By Michelle Nichols
UNITED NATIONS (Reuters) - Russia vetoed a United Nations Security Council resolution on Wednesday that would have condemned the Srebrenica massacre as a genocide to mark the 20th anniversary of the killing of 8,000 Muslim men and boys.
China, Nigeria, Angola and Venezuela abstained and the remaining 10 members of the council voted in favor.

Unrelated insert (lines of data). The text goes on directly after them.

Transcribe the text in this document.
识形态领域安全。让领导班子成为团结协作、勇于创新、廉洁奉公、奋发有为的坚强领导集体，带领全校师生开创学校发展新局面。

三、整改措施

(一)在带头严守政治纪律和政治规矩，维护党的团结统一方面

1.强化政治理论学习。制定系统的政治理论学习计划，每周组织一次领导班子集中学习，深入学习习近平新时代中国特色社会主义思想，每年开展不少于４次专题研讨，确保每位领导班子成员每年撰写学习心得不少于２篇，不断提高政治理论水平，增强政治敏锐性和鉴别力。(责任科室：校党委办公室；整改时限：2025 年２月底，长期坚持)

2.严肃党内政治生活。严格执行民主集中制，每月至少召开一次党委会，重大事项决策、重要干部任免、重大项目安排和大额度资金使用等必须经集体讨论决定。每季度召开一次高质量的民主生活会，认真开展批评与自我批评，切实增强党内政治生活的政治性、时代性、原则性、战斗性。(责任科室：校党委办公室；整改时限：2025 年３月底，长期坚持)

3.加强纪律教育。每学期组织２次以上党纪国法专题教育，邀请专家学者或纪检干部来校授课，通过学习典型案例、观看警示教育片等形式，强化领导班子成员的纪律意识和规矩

The vote was delayed a day as Britain and the United States tried to persuade Russia not to veto the resolution, which would have also condemned denial of the 1995 massacre as a genocide.
Russian U.N. Ambassador Vitaly Churkin deemed the British-drafted resolution "not constructive, confrontational and politically motivated." Russia had instead proposed condemning "the most serious crimes of concern to the international community."

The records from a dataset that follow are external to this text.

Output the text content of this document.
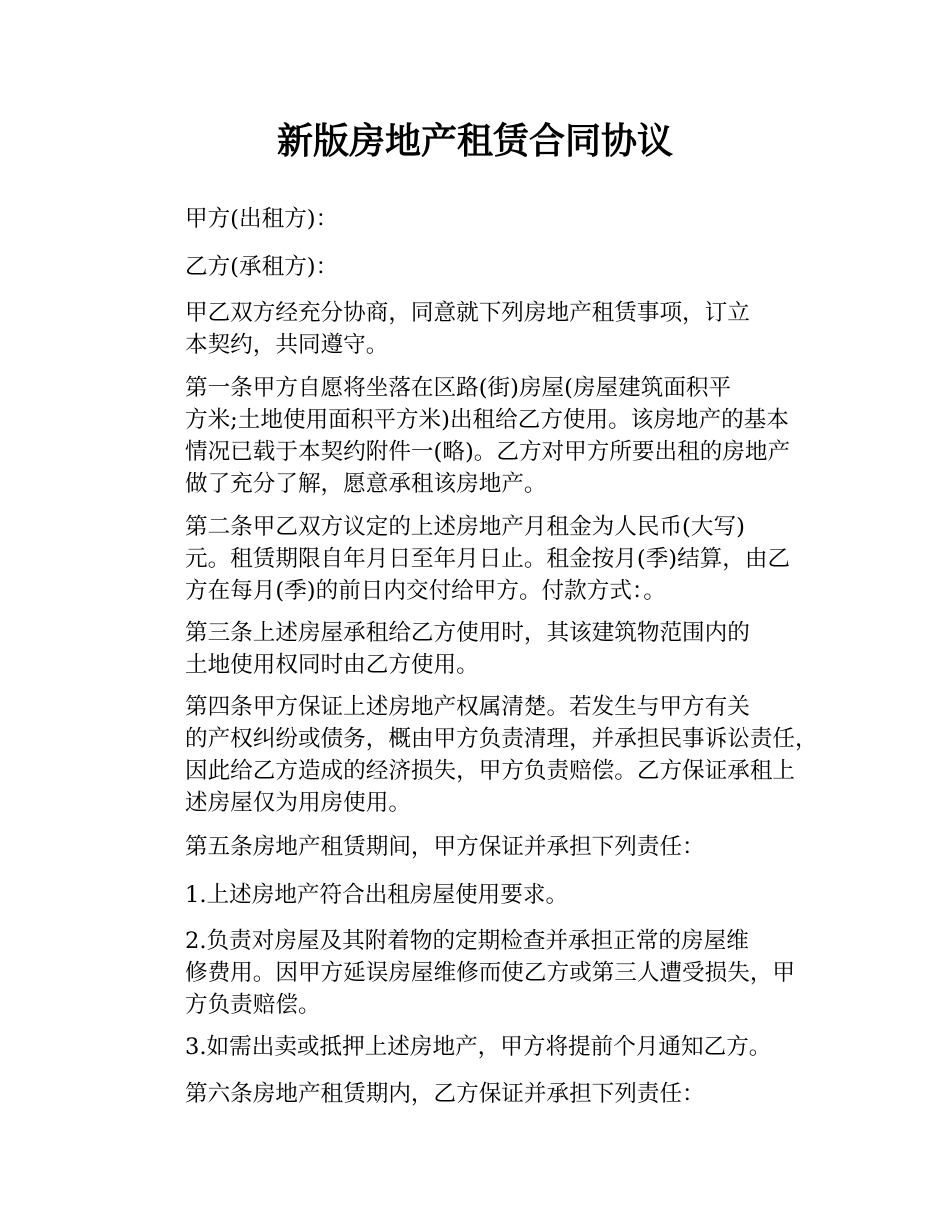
新版房地产租赁合同协议

甲方(出租方)：

乙方(承租方)：

甲乙双方经充分协商，同意就下列房地产租赁事项，订立
本契约，共同遵守。

第一条甲方自愿将坐落在区路(街)房屋(房屋建筑面积平
方米;土地使用面积平方米)出租给乙方使用。该房地产的基本
情况已载于本契约附件一(略)。乙方对甲方所要出租的房地产
做了充分了解，愿意承租该房地产。

第二条甲乙双方议定的上述房地产月租金为人民币(大写)
元。租赁期限自年月日至年月日止。租金按月(季)结算，由乙
方在每月(季)的前日内交付给甲方。付款方式：。

第三条上述房屋承租给乙方使用时，其该建筑物范围内的
土地使用权同时由乙方使用。

第四条甲方保证上述房地产权属清楚。若发生与甲方有关
的产权纠纷或债务，概由甲方负责清理，并承担民事诉讼责任，
因此给乙方造成的经济损失，甲方负责赔偿。乙方保证承租上
述房屋仅为用房使用。

第五条房地产租赁期间，甲方保证并承担下列责任：

1.上述房地产符合出租房屋使用要求。

2.负责对房屋及其附着物的定期检查并承担正常的房屋维
修费用。因甲方延误房屋维修而使乙方或第三人遭受损失，甲
方负责赔偿。

3.如需出卖或抵押上述房地产，甲方将提前个月通知乙方。

第六条房地产租赁期内，乙方保证并承担下列责任：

A United Nations war crimes tribunal in The Hague has ruled the Srebrenica massacre was a genocide.
On July 11, 1995, toward the end of Bosnia's 1992-95 war, Bosnian Serb forces swept into the eastern Srebrenica enclave, a U.N.-designated "safe haven." They executed 8,000 Muslim men and boys in the days that followed, dumping their bodies into pits.
"Our vote against ... will not however mean that we are deaf to the sufferings of the victims of Srebrenica and other areas of Bosnia Herzegovina," Churkin said before the vote, adding that such a resolution would lead to greater regional tension.
Serbia acknowledges that a "grave crime" took place and adopted a declaration condemning the massacre in 2010 as it sought closer ties with the West, but stopped short of describing it as genocide.
Serbia warned on Tuesday that the resolution would only widen ethnic divides in neighboring Bosnia.